A decisão, proferida esta quarta-feira, surpreendeu tanto o Ministério Público como a própria Polícia de Segurança Pública, que haviam levado o assaltante reincidente a tribunal. Pouco mais de dois meses após ter sido detido em plena liberdade condicional, o arguido acabou por ver o processo arquivado e saiu em liberdade, salienta a SIC.
O caso: assalto em dia de folga de um agente da PSP
O episódio ocorreu a 30 de junho, quando um agente de investigação criminal, de folga, foi surpreendido pelos barulhos do assaltante na sua cozinha. O intruso tentou fugir, mas foi intercetado pelo polícia já na rua.

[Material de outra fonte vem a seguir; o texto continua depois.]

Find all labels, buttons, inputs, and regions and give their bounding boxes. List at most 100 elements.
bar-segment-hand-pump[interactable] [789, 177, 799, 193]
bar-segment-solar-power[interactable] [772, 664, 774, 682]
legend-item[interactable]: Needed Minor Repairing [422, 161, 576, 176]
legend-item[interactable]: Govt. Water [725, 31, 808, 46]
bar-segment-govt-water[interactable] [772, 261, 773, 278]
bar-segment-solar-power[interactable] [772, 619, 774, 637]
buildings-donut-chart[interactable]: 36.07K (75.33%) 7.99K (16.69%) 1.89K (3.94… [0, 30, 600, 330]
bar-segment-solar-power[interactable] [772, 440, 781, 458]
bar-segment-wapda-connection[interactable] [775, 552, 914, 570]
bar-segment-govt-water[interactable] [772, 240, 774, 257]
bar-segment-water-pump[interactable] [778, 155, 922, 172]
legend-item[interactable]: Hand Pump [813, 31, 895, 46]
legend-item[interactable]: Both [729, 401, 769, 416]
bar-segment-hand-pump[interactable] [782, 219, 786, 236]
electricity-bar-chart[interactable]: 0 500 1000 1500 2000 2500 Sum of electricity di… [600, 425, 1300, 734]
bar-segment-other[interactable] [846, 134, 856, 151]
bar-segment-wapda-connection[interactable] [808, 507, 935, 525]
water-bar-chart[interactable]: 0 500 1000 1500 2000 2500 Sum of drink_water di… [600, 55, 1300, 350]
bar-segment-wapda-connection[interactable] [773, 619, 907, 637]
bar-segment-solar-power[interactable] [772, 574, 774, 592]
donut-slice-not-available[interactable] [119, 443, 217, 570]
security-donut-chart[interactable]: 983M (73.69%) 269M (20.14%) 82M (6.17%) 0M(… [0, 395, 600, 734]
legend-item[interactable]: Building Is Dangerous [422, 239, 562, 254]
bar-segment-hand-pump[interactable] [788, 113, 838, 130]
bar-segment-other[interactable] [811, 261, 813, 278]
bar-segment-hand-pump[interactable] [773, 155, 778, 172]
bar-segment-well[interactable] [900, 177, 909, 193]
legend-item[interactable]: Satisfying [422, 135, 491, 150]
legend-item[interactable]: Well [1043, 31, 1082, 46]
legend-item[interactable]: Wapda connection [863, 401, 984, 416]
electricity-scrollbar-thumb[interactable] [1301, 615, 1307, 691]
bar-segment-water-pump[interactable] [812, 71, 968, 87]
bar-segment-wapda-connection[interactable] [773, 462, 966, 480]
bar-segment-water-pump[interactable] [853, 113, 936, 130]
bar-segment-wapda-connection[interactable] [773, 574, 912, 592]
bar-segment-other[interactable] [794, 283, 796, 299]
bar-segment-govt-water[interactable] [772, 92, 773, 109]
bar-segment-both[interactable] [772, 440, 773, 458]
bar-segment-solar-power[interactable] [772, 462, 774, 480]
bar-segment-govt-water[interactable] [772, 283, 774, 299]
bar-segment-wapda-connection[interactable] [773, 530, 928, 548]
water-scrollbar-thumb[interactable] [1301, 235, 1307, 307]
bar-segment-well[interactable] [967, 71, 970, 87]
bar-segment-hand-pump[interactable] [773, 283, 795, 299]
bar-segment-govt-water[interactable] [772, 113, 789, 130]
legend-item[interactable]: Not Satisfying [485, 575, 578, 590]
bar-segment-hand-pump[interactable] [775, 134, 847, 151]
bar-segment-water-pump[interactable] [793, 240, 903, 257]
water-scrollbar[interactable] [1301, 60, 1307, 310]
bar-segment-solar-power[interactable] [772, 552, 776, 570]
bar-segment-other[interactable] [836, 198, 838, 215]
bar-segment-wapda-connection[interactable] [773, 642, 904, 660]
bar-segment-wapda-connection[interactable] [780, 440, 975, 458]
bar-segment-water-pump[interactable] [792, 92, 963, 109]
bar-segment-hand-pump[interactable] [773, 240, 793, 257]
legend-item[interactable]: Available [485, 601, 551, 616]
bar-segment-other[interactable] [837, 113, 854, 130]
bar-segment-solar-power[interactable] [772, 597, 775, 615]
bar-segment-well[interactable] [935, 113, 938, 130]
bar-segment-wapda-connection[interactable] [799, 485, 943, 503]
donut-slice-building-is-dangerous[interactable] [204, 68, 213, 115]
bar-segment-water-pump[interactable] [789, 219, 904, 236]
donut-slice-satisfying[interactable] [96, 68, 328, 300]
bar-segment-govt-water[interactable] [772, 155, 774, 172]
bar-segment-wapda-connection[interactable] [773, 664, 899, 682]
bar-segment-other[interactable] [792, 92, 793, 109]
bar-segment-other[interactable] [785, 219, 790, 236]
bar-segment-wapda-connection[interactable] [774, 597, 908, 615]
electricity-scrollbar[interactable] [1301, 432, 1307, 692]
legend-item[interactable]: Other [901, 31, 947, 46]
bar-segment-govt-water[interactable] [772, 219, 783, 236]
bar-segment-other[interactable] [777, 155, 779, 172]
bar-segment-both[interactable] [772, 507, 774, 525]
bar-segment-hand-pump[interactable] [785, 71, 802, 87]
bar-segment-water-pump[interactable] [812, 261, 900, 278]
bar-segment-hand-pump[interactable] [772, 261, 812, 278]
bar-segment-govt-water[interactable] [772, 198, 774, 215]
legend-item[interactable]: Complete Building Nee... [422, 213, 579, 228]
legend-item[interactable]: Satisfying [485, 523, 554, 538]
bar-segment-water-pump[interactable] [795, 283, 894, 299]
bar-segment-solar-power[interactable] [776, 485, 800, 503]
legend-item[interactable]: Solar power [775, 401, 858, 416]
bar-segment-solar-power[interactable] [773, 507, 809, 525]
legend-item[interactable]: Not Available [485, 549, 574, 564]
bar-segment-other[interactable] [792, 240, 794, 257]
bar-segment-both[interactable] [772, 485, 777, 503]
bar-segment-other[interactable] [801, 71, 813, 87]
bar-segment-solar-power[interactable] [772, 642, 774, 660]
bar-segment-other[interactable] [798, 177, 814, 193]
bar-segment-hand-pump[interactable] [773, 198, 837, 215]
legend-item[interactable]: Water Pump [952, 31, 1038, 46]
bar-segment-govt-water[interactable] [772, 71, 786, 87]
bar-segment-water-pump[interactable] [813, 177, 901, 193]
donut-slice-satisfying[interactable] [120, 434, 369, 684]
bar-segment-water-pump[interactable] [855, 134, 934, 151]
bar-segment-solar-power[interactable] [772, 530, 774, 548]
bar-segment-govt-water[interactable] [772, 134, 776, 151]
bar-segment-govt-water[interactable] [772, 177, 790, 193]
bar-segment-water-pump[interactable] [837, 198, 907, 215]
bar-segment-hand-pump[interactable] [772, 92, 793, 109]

Momentos depois, uma patrulha da PSP chegou ao local e recuperou um anel de ouro pertencente à mãe do agente, além de algumas peças de roupa. Na perseguição, o polícia ficou ferido, mas recusou tratamento hospitalar para se dedicar ao expediente. Essa opção acabou por estar na base da decisão judicial: segundo o despacho da juíza, ao formalizar o processo, o agente colocou em causa a necessária imparcialidade.
Debate jurídico e reações
A decisão tem por base o Código do Processo Penal, que prevê impedimentos semelhantes para juízes, mas cuja aplicação a casos envolvendo agentes policiais não é consensual. “No caso, um furto, mas também se aplicaria a um homicídio”, explicou à SIC o advogado António Cabrita, sublinhando que os polícias têm a obrigação de intervir perante crimes públicos.
O Ministério Público pondera recorrer da decisão e a Direção Nacional da PSP está a avaliar o processo para retirar conclusões. Para já, o Comando de Faro da PSP optou por não comentar.